In Italia ci sono circa 18 milioni di persone a rischio povertà ed esclusione sociale. Parallelamente, lo spreco alimentare nel Paese ha un valore di circa 13 miliardi di euro. Sto parlando di tonnellate di cibo che potrebbero aiutare tantissime persone ad avere un pasto assicurato a fine giornata e moltissimi esercenti a non buttare via gli alimenti in esubero. Fino a due anni fa, le difficoltose procedure burocratiche impedivano di poter donare con facilità il cibo in eccedenza a Onlus e associazioni che si occupano delle fasce di popolazione più fragili.
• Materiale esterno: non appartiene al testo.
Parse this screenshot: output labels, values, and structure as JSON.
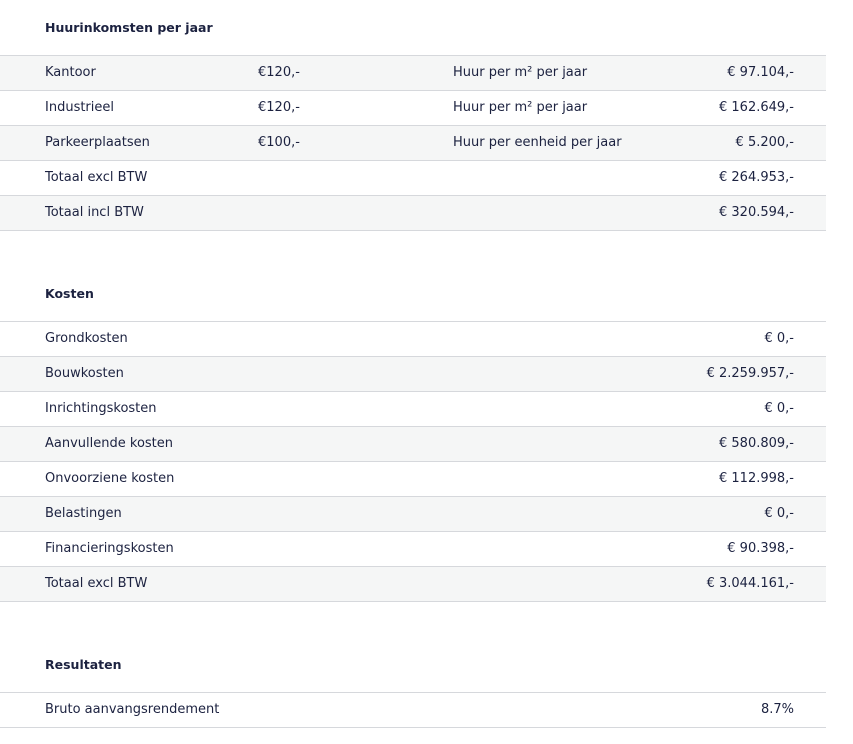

Ma grazie all’onorevole Maria Chiara Gadda, dal 14 settembre 2016 è entrata in vigore la Legge del 19 agosto 2016 n.166, per la limitazione degli sprechi, conosciuta anche come Legge Gadda. Una normativa che ha rivoluzionato il sistema di recupero di cibo e farmaci a fini di solidarietà, consentendo a commercianti e catene di distribuzione di conservare alimenti in buono stato che altrimenti andrebbero buttati via, donandoli invece a organizzazioni che garantiscono un pasto alle persone povere. Obiettivo della Legge Gadda non è altro che questo: ridurre gli sprechi trasformandoli in opportunità per aiutare le persone bisognose, limitare l’impatto ambientale dovuto a procedure di smaltimento rifiuti, agire sulla filiera agro-alimentare del Paese per impedire di gettare prodotti ancora buoni, favorire la ricerca di nuove soluzioni in merito a questi temi. Un vero e proprio esempio di economia circolare in cui, non c’è nessun dubbio, vincono tutti. Aziende, individui, ambiente.
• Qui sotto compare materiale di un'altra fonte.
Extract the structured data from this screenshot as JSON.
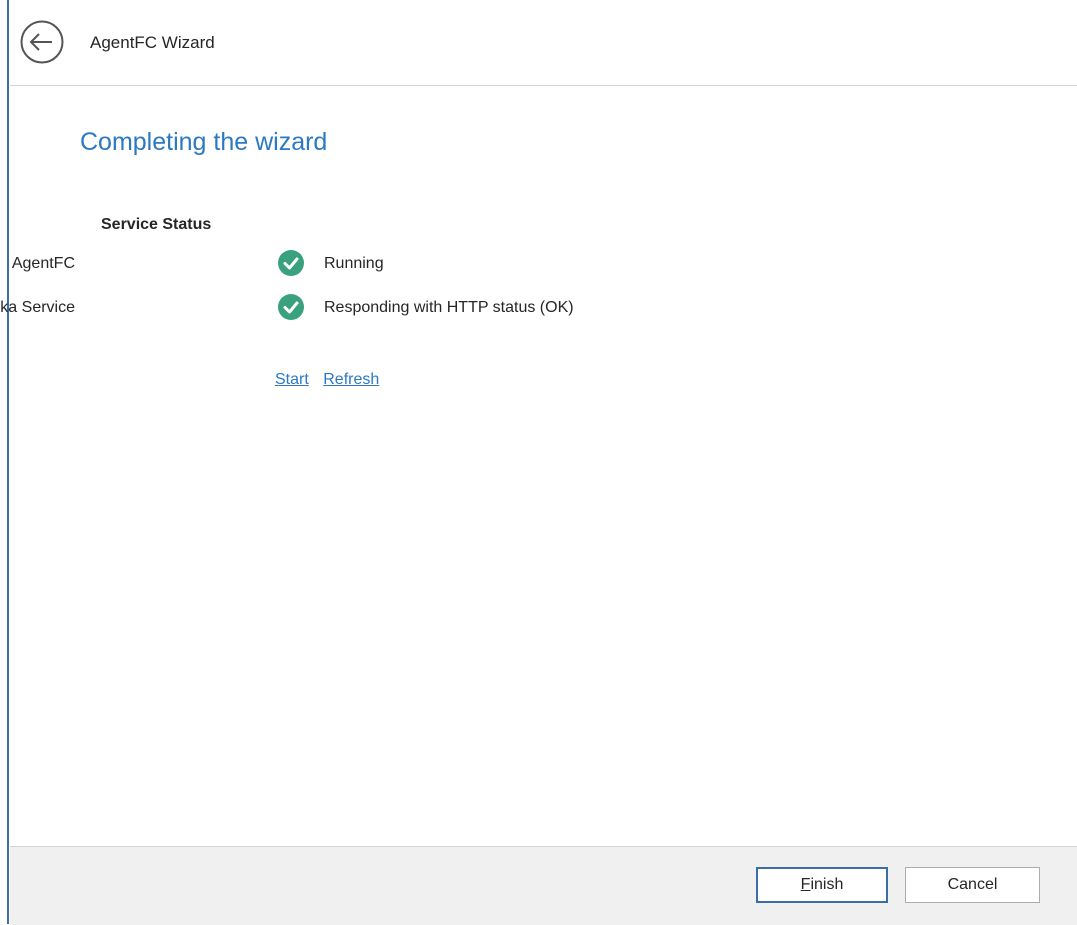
{
  "header": {
    "title": "AgentFC Wizard",
    "back_icon": "arrow-left-icon"
  },
  "page": {
    "title": "Completing the wizard"
  },
  "service_status": {
    "heading": "Service Status",
    "rows": [
      {
        "label": "AgentFC",
        "status": "Running",
        "icon": "check-circle-icon"
      },
      {
        "label": "Tika Service",
        "status": "Responding with HTTP status (OK)",
        "icon": "check-circle-icon"
      }
    ],
    "links": {
      "start": "Start",
      "refresh": "Refresh"
    }
  },
  "footer": {
    "finish_mnemonic": "F",
    "finish_rest": "inish",
    "cancel_label": "Cancel"
  },
  "colors": {
    "accent": "#2b79c2",
    "success": "#3aa17e",
    "border_blue": "#3a6ea8"
  }
}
La legge Gadda prende in considerazione lo spreco alimentare (e di farmaci) dalla A alla Z, a cominciare dall’utilizzo delle definizioni corrette. Infatti nell’art. 2 del testo pubblicato in Gazzetta ufficiale, vengono spiegati nello specifico i termini chiave della normativa, come “eccedenze alimentari” e “spreco alimentare”.
Nello specifico, vengono definite eccedenze alimentari:
“I prodotti alimentari, agricoli e agro-alimentari che, fermo restando il mantenimento dei requisiti di igiene e sicurezza del prodotto, sono invenduti o non somministrati per carenza di domanda; ritirati dalla vendita in quanto non conformi ai requisiti aziendali di vendita; rimanenze di attività promozionali; prossimi al raggiungimento della data di scadenza; rimanenze di prove di immissione in commercio di nuovi prodotti; invenduti a causa di danni provocati da eventi meteorologici; invenduti a causa di errori nella programmazione della produzione; non idonei alla commercializzazione per alterazioni dell'imballaggio secondario che non inficiano le idonee condizioni di conservazione;”
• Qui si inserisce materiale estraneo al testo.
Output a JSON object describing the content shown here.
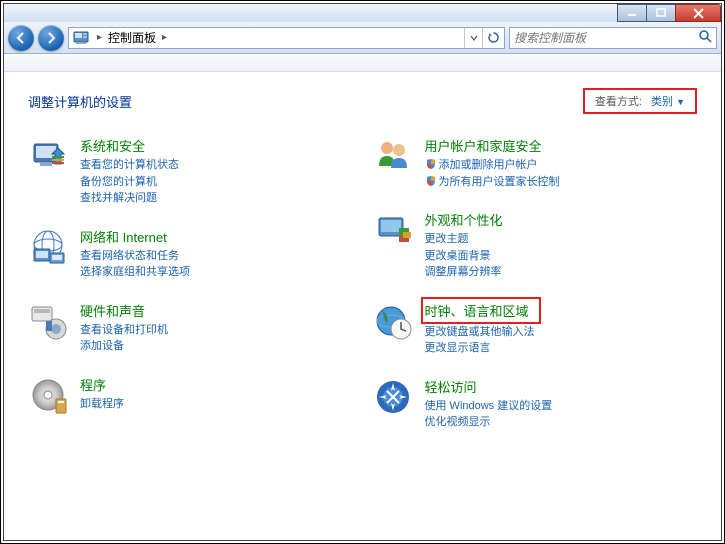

Per spreco alimentare, invece, si intende:
"L'insieme dei prodotti alimentari scartati dalla catena agroalimentare per ragioni commerciali o estetiche ovvero per prossimità della data di scadenza, ancora commestibili e potenzialmente destinabili al consumo umano o animale e che, in assenza di un possibile uso alternativo, sono destinati a essere smaltiti;”
La normativa italiana non agisce tramite sanzione, bensì punta favorire comportamenti virtuosi attraverso incentivi, sgravi fiscali e campagne di sensibilizzazione. Punto fondamentale è sicuramente la semplificazione burocratica, dal momento che fino all’entrata in vigore della legge le procedure difficoltose rappresentavano una sorta di “tappo” per tutte le potenziali donazioni. Ma vediamo insieme nello specifico cosa prevede la legge.
Nell’ambito della legge di Bilancio 2018, i contenuti della legge si sono ampliati, rendendo possibile donare anche prodotti di igiene per la casa e articoli di cartoleria e cancelleria.
Insomma, la lotta allo spreco non fa che coinvolgere sempre più ambiti nel proprio circolo virtuoso.
Nel primo anno in cui la legge Gadda è stata in vigore, da settembre 2016 a settembre 2017, il numero di donazioni di cibo fatte da esercenti grandi catene a Onlus e associazioni è aumentato del 21% sulla media nazionale. Una percentuale inevitabilmente destinata a salire, anche per quanto riguarda il Sud Italia, dove queste procedure sembrano faticare un po’ di più.